The Kinbidhoo lawmaker alleged that the government had sent the decree to the parliamentary committee because it had failed to meet the required numbers.
"We've received word that the government has been making offers to some of the opposition MPs. The government and some businessmen loyal to the government are acting in a way that leads to corruption. This is something we strongly condemn," Riyaz alleged.
Main opposition Maldivian Democratic Party (MDP) chief lawmaker Ibrahim Mohamed Solih alleged that the government had expected to meet the required number of lawmakers before the special sitting was scheduled.
However, when the government failed, now it was trying to get the numbers from the opposition, the Hinnavaru MP claimed.
"Some our MPs may have told the government that they would attend the sitting as a joke. So maybe the government was misled into believing that they would meet the required number of lawmakers. But our MPs won't be swayed. They won't give president Yameen anymore chances," Solih stressed.
Ahead of a special sitting, Maldives top court delivered a major blow to opposition hopes of revoking the state of emergency after it late Sunday ordered the relevant institutions to hold off on the reinstatement of a dozen opposition lawmakers.
Hours after the stay order, parliament secretariat had revoked the invitations sent out to the dozen opposition lawmakers for the special sitting.
The court had also annulled its anti-defection ruling and ordered the country's electoral watchdog to re-instate the dozen rebel government lawmakers disqualified over the ruling. The Supreme Court said the anti-defection ruling was issued as a temporary solution to the constitutional dispute case filed by the state but insisted that the relevant authorities have failed to bring to effect an anti-defection law specified in the ruling.
The reinstatement of the 12 lawmakers disqualified by the country's elections commission would mean that the united opposition would now have parliament majority which has the power to revoke or extend the state of emergency.

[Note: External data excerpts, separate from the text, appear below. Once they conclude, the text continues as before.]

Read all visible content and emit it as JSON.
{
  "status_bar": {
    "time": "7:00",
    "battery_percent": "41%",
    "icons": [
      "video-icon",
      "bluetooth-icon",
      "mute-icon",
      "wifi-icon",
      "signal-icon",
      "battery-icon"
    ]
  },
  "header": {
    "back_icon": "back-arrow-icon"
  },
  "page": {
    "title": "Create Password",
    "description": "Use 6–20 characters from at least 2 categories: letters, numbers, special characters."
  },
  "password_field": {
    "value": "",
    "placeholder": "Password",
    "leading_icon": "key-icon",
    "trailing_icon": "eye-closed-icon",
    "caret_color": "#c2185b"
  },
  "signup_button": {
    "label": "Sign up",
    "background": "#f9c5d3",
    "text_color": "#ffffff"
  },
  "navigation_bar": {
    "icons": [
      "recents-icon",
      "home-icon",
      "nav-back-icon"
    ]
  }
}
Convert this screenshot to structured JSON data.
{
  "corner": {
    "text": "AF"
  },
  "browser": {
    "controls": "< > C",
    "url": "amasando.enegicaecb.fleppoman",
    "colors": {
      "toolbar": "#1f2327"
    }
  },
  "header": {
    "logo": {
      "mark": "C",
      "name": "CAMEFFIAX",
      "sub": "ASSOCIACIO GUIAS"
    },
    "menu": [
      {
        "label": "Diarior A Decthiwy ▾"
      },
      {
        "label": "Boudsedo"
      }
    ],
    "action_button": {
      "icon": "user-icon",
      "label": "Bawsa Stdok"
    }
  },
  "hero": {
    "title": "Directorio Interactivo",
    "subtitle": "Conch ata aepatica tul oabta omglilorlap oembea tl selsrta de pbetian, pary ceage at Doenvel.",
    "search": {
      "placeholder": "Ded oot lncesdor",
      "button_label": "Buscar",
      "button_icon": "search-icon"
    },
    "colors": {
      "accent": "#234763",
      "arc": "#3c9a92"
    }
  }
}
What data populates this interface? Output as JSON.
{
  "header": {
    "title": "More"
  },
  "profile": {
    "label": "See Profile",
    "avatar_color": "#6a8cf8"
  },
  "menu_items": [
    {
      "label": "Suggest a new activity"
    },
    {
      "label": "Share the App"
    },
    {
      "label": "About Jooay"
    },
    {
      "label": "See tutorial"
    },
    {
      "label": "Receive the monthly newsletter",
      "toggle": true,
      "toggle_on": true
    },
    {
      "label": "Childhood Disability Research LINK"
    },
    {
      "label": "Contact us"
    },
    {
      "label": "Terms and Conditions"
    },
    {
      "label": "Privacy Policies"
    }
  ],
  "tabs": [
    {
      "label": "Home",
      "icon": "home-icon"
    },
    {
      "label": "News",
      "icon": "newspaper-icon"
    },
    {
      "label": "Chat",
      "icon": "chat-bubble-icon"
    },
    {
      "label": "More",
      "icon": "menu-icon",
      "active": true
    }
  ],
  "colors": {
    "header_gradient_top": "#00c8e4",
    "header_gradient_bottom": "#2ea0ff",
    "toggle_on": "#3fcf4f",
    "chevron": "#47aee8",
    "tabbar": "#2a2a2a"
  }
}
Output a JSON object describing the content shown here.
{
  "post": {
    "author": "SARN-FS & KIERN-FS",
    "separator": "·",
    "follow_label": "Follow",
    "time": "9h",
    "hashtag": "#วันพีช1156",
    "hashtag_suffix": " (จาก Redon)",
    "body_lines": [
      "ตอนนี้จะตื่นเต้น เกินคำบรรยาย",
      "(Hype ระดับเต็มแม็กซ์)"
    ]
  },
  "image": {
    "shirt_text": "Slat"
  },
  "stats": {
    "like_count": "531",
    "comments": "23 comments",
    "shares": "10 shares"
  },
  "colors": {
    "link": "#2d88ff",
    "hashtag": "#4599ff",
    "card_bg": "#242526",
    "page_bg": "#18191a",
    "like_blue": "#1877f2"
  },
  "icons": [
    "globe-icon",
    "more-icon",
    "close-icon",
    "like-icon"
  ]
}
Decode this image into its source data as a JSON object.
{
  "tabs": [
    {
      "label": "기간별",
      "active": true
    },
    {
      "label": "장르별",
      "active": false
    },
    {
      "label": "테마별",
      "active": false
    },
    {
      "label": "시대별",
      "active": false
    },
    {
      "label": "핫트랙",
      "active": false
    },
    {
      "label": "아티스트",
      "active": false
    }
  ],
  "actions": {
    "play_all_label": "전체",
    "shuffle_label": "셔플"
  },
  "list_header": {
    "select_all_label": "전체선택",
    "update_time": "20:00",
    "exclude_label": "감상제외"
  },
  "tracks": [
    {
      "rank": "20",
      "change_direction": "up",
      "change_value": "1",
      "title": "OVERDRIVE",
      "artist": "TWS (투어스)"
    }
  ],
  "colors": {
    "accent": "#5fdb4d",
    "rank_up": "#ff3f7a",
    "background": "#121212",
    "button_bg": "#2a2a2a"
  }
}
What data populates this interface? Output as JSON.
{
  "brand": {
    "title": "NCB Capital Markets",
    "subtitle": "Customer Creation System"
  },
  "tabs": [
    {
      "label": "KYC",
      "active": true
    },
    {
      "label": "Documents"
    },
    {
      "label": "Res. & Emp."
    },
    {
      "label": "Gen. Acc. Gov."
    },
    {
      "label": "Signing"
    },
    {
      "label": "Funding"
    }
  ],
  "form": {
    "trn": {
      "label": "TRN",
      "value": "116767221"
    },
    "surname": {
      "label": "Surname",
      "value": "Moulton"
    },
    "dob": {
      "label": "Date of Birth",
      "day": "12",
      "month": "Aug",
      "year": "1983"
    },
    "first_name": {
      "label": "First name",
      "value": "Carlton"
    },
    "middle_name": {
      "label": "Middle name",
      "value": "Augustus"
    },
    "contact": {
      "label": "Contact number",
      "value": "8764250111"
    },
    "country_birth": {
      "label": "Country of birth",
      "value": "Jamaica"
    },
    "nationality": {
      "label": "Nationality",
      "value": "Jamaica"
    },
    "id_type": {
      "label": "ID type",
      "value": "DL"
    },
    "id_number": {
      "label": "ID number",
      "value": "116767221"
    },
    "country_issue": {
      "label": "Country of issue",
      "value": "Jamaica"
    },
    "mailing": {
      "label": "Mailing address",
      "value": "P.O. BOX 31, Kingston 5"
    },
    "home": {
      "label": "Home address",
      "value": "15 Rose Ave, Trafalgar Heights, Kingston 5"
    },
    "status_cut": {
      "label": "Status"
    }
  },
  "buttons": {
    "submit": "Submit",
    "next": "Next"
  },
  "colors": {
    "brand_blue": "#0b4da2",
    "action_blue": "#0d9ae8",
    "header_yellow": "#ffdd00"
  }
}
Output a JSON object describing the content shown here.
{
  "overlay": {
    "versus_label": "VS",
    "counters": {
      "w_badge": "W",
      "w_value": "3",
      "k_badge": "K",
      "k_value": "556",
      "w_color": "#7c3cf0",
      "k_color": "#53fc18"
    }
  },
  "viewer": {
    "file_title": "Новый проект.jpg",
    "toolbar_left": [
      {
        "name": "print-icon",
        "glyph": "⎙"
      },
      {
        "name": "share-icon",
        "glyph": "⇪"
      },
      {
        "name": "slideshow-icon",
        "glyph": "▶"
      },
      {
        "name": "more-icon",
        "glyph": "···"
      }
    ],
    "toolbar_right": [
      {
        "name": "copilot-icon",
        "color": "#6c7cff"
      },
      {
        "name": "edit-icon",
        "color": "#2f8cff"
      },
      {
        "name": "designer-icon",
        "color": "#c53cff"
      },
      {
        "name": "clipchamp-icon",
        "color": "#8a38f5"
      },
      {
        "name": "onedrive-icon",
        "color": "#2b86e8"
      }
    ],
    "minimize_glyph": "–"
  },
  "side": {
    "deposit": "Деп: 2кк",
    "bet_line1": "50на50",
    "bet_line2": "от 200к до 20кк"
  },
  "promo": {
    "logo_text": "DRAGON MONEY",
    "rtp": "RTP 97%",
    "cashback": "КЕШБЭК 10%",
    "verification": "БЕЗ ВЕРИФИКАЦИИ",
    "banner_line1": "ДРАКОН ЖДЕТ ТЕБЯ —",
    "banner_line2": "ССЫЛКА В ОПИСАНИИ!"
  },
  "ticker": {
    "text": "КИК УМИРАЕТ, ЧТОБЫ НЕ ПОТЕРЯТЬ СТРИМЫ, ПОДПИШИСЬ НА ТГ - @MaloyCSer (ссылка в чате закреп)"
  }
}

President Yameen has used the rights suspended under emergency state to crackdown hard on the opposition as police have made a series of high profile arrests including Gayoom, three lawmakers, chief justice Abdulla Saeed, top court judge Ali Hameed and the chief judicial administrator.
Less than a day after the arrest of the two judges, the remaining three judges rescinded its ruling to release the political leaders referring to the concerns raised by president Yameen in the letters he had sent to the chief justice hours before state of emergency was declared.
The top court had not rescinded the part of the order which quashed its anti-defection ruling ordering the country's electoral watchdog to re-instate the dozen government lawmakers disqualified over the ruling which the government had not even contested.
However, the Supreme Court late Sunday revealed that the country's Attorney General has now filed a constitutional dispute seeking to annul the remaining part of the February 1 order which had been signed by the full top court bench.
The remaining three judge bench has asked the parliament along with the elections commission to hold off on reinstating the dozen lawmakers until it decides on the case.
The latest of a series of more than contentious orders by the apex court since the arrest of the two judges would come as a major blow to opposition hopes of revoking the state of emergency which according to government sources president Yameen would seek to extend.
Police have accused Gayoom of bribing the two top court judges to issue the order in a bid to overthrow the government.